The Forty-Niners is a story that eludes precise classification. Although super powers feature, it’s not a superhero story, and neither is it noir crime despite colourist Art Lyon’s choice to represent the past with extremely muted colour. The beginnings of a super powered police force certainly feature, and it’s also certainly a coming of age story, and a love story that factors in the social restrictions of the time. It’s also very true to Top 10’s initial concept of procedural police investigation, but there’s never an explanation of why it was only in 1949 that World War II ended, which is a pleasing touch.

It’s almost midway through before Moore feeds in the existential threat propelling the remainder, by which time readers have been seduced by Ha’s richly delicate art, strong on character and scenery.
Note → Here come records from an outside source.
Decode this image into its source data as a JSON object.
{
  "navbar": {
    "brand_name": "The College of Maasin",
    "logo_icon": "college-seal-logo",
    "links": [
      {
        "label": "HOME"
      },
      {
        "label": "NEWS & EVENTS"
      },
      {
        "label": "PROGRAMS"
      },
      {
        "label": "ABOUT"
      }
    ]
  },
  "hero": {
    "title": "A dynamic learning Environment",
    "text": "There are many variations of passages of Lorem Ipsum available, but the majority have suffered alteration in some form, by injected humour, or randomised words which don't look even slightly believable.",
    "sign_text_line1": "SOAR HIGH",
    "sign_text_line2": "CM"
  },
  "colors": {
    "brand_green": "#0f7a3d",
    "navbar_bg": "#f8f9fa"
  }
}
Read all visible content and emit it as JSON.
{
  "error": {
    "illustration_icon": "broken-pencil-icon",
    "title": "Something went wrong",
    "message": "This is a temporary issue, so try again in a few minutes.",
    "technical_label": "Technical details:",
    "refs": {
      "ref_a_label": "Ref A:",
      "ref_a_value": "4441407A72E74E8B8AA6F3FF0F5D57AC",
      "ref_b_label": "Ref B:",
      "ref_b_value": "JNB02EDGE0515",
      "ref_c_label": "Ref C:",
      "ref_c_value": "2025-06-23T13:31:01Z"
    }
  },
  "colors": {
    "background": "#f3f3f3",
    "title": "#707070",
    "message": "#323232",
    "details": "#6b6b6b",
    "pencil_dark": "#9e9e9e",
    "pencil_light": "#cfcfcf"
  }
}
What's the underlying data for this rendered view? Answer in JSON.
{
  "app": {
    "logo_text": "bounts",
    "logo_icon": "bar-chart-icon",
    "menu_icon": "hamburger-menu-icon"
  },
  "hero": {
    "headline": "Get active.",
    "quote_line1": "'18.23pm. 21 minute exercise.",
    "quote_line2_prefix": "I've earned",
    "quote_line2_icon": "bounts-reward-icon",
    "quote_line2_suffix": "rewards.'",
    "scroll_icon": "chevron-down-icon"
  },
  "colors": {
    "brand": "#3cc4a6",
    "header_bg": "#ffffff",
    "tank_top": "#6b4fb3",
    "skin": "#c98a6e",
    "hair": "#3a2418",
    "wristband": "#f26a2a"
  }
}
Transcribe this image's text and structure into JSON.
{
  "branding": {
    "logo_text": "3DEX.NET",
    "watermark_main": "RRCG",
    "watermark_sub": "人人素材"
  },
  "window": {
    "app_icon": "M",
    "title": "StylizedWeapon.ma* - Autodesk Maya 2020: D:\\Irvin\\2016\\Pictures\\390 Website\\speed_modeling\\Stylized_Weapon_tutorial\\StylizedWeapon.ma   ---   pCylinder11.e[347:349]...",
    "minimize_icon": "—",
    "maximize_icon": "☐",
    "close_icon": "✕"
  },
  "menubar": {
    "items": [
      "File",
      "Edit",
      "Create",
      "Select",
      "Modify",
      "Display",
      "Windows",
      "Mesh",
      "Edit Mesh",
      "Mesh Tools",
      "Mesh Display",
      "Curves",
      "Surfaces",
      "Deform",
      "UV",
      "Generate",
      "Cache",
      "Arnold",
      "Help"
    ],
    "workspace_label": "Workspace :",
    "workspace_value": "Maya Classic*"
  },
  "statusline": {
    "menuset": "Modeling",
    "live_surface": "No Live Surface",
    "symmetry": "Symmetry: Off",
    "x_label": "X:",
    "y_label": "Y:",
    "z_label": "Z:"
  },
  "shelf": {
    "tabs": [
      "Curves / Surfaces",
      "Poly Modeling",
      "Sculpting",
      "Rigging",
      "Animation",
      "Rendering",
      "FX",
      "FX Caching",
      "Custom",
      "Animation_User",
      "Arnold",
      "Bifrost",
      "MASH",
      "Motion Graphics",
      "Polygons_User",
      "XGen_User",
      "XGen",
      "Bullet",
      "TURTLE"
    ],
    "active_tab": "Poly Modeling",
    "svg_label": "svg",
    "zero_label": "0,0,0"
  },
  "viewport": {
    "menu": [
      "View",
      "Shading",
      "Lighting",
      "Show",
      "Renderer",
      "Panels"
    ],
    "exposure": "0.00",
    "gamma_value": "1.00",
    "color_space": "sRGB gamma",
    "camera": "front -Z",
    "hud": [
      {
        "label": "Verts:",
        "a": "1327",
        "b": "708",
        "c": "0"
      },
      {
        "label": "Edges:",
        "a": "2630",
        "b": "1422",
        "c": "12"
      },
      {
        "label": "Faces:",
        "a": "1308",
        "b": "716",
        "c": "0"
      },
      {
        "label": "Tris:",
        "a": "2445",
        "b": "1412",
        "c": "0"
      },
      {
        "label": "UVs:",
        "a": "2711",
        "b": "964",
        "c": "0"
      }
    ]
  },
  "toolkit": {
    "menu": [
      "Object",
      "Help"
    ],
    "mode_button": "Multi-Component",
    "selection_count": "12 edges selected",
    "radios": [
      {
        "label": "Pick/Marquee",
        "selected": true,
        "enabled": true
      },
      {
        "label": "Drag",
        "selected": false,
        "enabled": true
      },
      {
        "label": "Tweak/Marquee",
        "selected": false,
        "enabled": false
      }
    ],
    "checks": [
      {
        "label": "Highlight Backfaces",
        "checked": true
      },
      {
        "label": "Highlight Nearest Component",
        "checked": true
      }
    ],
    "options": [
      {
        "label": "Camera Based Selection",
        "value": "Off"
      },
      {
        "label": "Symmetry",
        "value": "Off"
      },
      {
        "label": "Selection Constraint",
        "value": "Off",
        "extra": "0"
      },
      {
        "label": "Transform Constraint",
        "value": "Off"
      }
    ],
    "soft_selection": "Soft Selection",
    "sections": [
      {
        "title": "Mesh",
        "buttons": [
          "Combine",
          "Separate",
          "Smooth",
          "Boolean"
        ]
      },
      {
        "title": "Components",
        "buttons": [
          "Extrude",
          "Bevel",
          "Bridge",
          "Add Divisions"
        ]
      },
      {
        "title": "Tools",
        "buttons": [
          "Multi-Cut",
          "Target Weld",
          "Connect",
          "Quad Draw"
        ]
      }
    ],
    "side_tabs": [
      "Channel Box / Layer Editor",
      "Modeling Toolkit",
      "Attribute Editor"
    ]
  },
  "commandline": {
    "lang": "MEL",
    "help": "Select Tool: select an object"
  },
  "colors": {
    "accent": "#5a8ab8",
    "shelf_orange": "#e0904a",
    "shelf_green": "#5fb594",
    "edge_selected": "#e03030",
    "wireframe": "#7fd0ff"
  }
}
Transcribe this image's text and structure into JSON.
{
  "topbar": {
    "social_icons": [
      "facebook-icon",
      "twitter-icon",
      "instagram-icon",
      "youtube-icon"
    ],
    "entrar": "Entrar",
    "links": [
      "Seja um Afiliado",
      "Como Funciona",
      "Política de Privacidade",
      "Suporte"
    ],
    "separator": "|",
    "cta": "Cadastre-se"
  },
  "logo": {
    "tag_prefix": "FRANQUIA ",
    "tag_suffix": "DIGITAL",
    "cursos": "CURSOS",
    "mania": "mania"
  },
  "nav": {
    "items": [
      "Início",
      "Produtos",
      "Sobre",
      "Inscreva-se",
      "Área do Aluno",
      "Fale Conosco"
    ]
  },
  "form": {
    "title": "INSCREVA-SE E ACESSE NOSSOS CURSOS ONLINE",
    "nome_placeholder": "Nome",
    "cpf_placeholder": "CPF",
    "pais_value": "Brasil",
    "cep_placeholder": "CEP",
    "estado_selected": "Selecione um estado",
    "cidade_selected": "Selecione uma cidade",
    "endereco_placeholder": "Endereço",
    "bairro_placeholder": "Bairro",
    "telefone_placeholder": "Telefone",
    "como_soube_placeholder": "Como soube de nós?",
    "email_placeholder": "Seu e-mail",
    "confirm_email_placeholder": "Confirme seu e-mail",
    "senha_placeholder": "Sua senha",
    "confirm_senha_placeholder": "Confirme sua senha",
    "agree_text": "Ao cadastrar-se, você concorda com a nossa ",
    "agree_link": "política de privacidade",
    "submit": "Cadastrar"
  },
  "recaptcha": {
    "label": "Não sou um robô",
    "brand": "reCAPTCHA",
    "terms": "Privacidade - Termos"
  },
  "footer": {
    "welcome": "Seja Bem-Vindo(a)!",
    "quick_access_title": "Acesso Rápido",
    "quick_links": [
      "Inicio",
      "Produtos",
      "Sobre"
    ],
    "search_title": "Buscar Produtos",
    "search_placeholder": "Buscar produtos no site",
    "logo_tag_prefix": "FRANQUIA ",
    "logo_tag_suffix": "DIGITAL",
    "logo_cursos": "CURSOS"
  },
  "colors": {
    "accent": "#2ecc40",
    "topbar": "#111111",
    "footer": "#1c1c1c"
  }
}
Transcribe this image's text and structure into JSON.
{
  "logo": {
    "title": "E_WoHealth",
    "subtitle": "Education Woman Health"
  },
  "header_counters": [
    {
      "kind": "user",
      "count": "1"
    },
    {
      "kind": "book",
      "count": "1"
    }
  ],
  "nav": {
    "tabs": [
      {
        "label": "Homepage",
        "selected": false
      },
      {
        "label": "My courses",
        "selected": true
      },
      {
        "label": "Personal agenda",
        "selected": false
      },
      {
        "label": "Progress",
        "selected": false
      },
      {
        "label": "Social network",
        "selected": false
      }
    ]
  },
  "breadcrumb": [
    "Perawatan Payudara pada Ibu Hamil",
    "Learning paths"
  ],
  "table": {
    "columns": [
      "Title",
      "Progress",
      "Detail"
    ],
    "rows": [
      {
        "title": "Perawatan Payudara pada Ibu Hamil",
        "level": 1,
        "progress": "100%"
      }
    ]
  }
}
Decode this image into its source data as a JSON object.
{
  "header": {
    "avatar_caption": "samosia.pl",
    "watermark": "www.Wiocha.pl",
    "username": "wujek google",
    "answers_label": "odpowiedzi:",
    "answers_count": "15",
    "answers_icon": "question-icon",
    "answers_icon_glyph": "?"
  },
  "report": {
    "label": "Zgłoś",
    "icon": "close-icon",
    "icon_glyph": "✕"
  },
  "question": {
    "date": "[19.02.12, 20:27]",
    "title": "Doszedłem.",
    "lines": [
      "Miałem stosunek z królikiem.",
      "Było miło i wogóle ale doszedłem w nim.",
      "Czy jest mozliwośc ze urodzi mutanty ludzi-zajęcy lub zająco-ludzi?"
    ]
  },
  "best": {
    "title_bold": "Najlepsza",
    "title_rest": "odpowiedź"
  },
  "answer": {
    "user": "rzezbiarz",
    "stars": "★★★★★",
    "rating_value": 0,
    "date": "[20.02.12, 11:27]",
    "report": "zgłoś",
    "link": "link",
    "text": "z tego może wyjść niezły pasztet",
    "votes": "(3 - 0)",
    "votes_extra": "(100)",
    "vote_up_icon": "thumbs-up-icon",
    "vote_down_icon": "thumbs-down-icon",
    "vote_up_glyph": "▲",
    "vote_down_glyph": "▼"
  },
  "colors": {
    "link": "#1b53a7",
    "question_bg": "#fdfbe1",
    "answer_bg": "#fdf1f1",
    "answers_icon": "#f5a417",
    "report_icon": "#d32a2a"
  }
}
Readers of the parent series will know where one plotline is heading, yet not the remainder. In keeping with the early days of Neopolis, The Forty-Niners isn’t as complicated, yet if there’s an underlying theme it’s that the good old days perhaps weren’t so great after all, especially if you were anything other than white and male. There’s prejudice against robots and vampires, yet very noticeably not a Black face in sight.

More straightforward than many of Moore’s other projects, this is nonetheless packed with interesting ideas in passing. What might Nazi scientists given American citizenships post-war and unlimited research budgets really try to construct? How much bigotry is just lack of understanding? It’s almost incidental that readers steeped in comics history will figure out who Moore’s based his leading characters on, but it adds a richness. There is no world-shattering revelation to the Forty-Niners, just a compassionate human drama well played out.

This is collected along with all other Top 10 related material in the Top 10 Compendium.